Darwin was a magistrate of his local district. One incident is recorded in which a poor man was accused of poaching on government land. The evidence was clear, and Darwin found him guilty and levied the required fine. But then, Darwin paid the fine himself. The parallel with Jesus Christ is unmistakable: Christians think that God levied a fine on sinful humans, and Jesus paid the fine for us. What creationist has ever done anything like what Darwin did for the poor man?


This blog entry is also found on my other blog, "Honest Ab."

Friday, January 1, 2010

Calling Christian Agnostics

Welcome to Christian Agnostics, my blog about religion. I want to offer my insights, and ask for yours. I am a scientist who used to be a fundamentalist Christian. I have now been driven away from doctrinal Christianity, not just by the things that I have learned but by the evil behavior of millions of people who claim most fervent adherence to Christianity. This makes me an agnostic: I know nothing about what sort of God there may or may not be, and believe all the doctrines about heaven and hell to be mere figments of human imagination, created by religious leaders who used them to control the minds, hearts, and pocketbooks of other people.

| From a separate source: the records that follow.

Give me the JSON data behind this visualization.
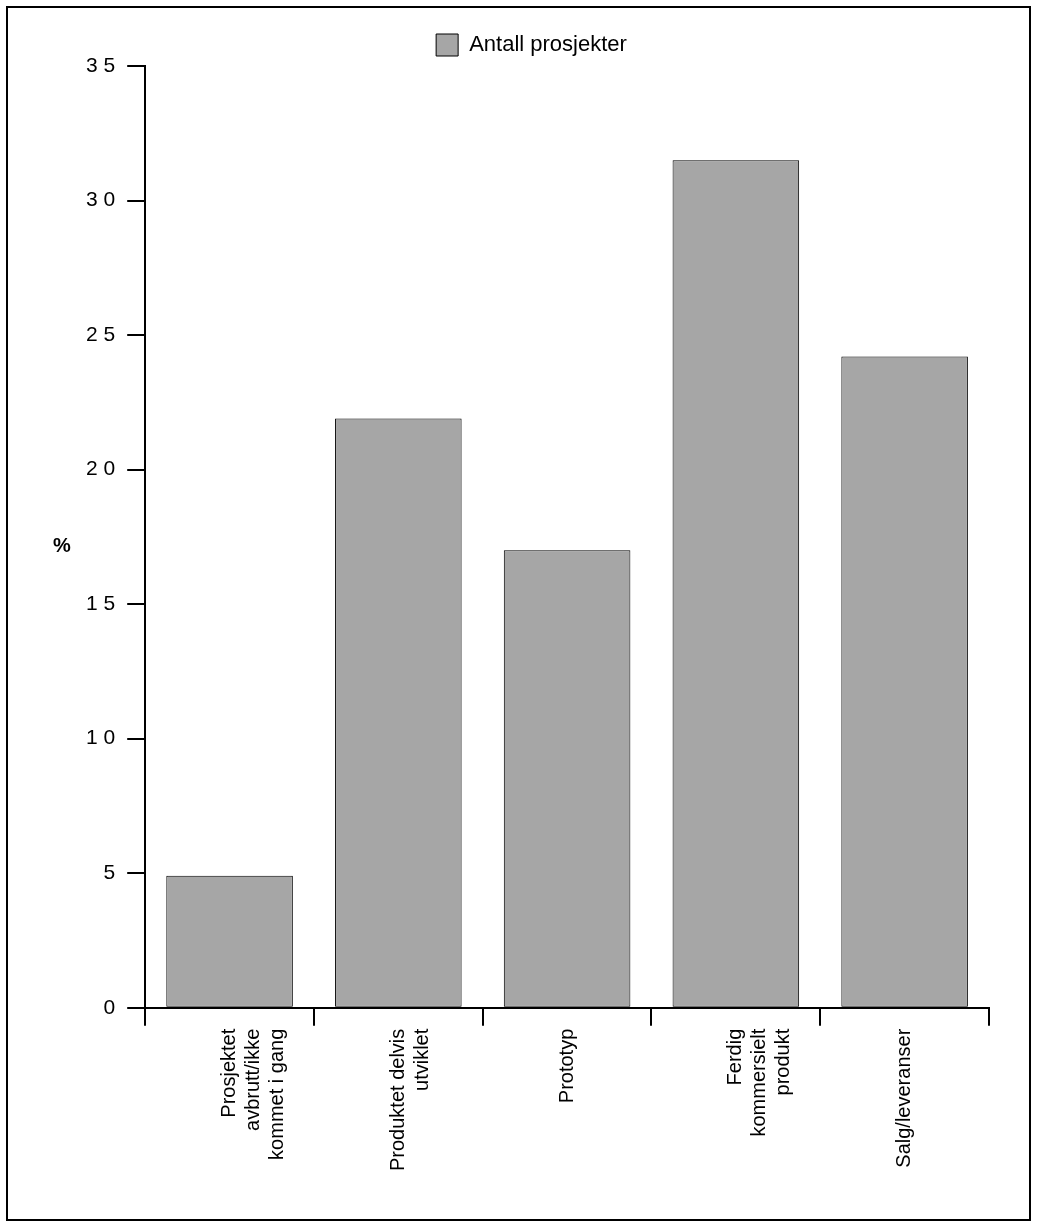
{
  "chart_data": {
    "type": "bar",
    "ylabel": "%",
    "legend": "top",
    "categories": [
      "Prosjektet avbrutt/ikke kommet i gang",
      "Produktet delvis utviklet",
      "Prototyp",
      "Ferdig kommersielt produkt",
      "Salg/leveranser"
    ],
    "series": [
      {
        "name": "Antall prosjekter",
        "color": "#a6a6a6",
        "values": [
          4.9,
          21.9,
          17.0,
          31.5,
          24.2
        ]
      }
    ],
    "ylim": [
      0,
      35
    ],
    "yticks": [
      0,
      5,
      10,
      15,
      20,
      25,
      30,
      35
    ],
    "grid": false
  }
}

I live in Tulsa, Oklahoma, which recently mourned the death of Oral Roberts, whom many here consider to have been a great prophet of truth, but whom I consider to be a great manipulator of minds and a parasite upon people’s good intentions. In these blog entries, I will not attempt to conceal my rage against those who have used Christianity as a tool of oppression.


But I cannot believe that good and evil are merely arbitrary states. I do not believe that what is good is merely what natural selection has favored in the evolution of the human mind. I believe that what is good to the human conscience is also good for the entire cosmos. And that supreme goodness is love. In philosophical terms, I believe that love is a transcendent good, so called because it transcends beyond human circumstances. This, I believe, is the fundamental truth of Christianity. The Apostle John said, “Love one another…He who loves is born of God and knows God, he who does not love does not know God, for God is love.” This makes my agnosticism Christian. I am taking a step that conventional Christians do not take: I claim not that God is love, but that love is God. There may be nothing more to God than the transcendence of love. But that is a pretty important thing, isn’t it? In these blog entries, I will not attempt to conceal my enthusiasm for the insights and example of the man called Jesus of Nazareth whose followers felt obligated (since humans are religious animals) to call the Christ.


Join with me, and share your insights, as I begin the new year and the new decade by proclaiming that an agnostic can have something to live for: love.